About a decade before the Quartz Crisis, the American firm introduced a watch that did away with the traditional balance wheel, instead using a 360-hertz tuning fork attached to a battery-powered transistor oscillator circuit as its heart.  Designed by Max Hetzel, the Accutron made waves, becoming the first wristwatch precise enough to be qualified for U.S. Railroad certification — guaranteed to be accurate to about one minute per month, or roughly two seconds per day.  

This particular Accutron, an Astronaut Mark II, merges funky late ‘60s industrial design with the innovative Accutron movement, adding in a handy dual-time complication for good measure! Housed in a 34mm yellow gold-filled case with “cornes de vache” lugs, dual Accutron-signed crowns, a domed, acrylic crystal, and a convex bezel, it features a cream-colored dial with an outer printed minute track, applied ‘baton’ indices with luminous tritium plots, a lumed ‘baton’ handset, a black date window at 12 o’clock, and a home-time indicator window between 5- and 7 o’clock.

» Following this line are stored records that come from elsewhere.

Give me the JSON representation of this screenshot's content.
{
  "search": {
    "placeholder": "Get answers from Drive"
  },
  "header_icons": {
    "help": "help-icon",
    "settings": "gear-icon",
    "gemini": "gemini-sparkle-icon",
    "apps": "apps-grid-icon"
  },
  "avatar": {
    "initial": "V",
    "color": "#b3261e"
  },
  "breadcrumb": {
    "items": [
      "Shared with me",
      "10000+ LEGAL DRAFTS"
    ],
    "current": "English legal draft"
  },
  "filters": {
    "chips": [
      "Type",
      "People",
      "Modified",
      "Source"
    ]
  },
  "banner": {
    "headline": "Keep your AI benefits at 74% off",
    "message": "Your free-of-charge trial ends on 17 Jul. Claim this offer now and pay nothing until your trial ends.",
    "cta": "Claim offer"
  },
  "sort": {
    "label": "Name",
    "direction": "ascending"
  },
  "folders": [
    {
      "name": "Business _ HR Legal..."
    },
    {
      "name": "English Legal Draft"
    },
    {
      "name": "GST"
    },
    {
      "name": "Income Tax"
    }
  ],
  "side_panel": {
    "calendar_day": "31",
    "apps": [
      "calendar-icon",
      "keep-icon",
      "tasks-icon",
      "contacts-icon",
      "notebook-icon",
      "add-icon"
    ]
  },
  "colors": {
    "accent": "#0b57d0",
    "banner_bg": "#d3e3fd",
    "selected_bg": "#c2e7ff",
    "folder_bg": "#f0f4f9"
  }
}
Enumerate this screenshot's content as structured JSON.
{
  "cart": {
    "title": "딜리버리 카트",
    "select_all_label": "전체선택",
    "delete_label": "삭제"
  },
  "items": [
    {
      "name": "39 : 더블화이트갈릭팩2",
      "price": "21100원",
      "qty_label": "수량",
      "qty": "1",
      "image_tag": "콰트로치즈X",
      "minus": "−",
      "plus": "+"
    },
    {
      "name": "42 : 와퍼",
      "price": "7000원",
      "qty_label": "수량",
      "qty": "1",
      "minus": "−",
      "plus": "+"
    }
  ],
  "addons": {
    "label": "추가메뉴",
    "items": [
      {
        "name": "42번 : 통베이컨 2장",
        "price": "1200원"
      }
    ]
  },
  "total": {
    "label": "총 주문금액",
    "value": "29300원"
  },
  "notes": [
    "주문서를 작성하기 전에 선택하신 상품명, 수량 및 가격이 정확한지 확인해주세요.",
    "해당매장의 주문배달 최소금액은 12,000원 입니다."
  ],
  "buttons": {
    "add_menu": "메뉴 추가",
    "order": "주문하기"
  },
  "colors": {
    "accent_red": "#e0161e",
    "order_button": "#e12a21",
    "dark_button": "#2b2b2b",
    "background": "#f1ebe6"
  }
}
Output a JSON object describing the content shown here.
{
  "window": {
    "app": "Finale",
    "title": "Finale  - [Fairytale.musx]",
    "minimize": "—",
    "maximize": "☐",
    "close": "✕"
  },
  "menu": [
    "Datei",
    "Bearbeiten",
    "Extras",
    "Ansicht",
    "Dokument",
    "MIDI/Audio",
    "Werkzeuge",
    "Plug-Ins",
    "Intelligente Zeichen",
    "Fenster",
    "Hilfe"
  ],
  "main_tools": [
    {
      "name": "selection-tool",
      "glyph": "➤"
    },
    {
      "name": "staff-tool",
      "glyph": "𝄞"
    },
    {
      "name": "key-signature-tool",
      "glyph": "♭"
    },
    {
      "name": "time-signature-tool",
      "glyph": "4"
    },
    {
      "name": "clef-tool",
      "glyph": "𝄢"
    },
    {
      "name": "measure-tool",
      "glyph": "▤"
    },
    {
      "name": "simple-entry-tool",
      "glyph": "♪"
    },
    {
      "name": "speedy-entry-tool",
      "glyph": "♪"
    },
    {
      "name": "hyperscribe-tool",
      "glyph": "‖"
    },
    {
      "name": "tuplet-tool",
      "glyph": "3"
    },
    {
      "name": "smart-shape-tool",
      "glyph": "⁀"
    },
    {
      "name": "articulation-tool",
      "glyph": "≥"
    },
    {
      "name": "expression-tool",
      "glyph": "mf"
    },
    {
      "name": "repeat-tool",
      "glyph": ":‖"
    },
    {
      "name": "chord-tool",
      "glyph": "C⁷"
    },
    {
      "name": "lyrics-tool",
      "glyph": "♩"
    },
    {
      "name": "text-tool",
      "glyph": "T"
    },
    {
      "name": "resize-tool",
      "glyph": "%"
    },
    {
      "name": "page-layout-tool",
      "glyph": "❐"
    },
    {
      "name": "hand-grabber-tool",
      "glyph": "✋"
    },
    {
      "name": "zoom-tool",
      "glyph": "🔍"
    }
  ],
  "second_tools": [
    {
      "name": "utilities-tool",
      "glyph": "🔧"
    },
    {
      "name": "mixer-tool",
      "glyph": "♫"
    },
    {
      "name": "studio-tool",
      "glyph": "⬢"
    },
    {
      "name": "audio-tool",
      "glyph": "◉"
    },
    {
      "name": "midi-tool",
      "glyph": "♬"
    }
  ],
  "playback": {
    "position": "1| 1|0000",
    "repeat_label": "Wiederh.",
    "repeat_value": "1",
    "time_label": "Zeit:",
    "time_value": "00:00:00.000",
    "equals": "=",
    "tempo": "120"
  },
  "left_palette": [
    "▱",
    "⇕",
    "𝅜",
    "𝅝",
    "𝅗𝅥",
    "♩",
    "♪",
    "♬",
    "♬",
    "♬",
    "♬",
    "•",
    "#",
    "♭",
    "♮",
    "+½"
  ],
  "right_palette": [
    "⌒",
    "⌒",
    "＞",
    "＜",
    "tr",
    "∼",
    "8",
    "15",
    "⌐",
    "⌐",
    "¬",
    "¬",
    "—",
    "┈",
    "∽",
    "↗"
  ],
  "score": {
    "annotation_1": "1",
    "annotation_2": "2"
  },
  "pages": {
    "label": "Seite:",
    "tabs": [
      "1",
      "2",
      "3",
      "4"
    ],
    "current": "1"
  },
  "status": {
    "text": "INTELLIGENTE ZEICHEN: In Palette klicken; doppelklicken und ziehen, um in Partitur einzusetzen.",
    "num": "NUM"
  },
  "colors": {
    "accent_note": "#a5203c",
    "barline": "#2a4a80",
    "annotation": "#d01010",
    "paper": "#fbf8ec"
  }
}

Powered by a 1.55-volt battery, the Accutron tuning-fork movement powers a complicated mechanism that displays the time, date, and a secondary time zone, all of which is easily controllable via the dual-crown system on the case flank. Perfect for a frequent traveler who desires an elegant dual-time solution, it comes paired to a black leather strap, and even features a compelling, horologically-themed engraving on the caseback.

Who could possibly resist such a compelling mix of history, design, and horology?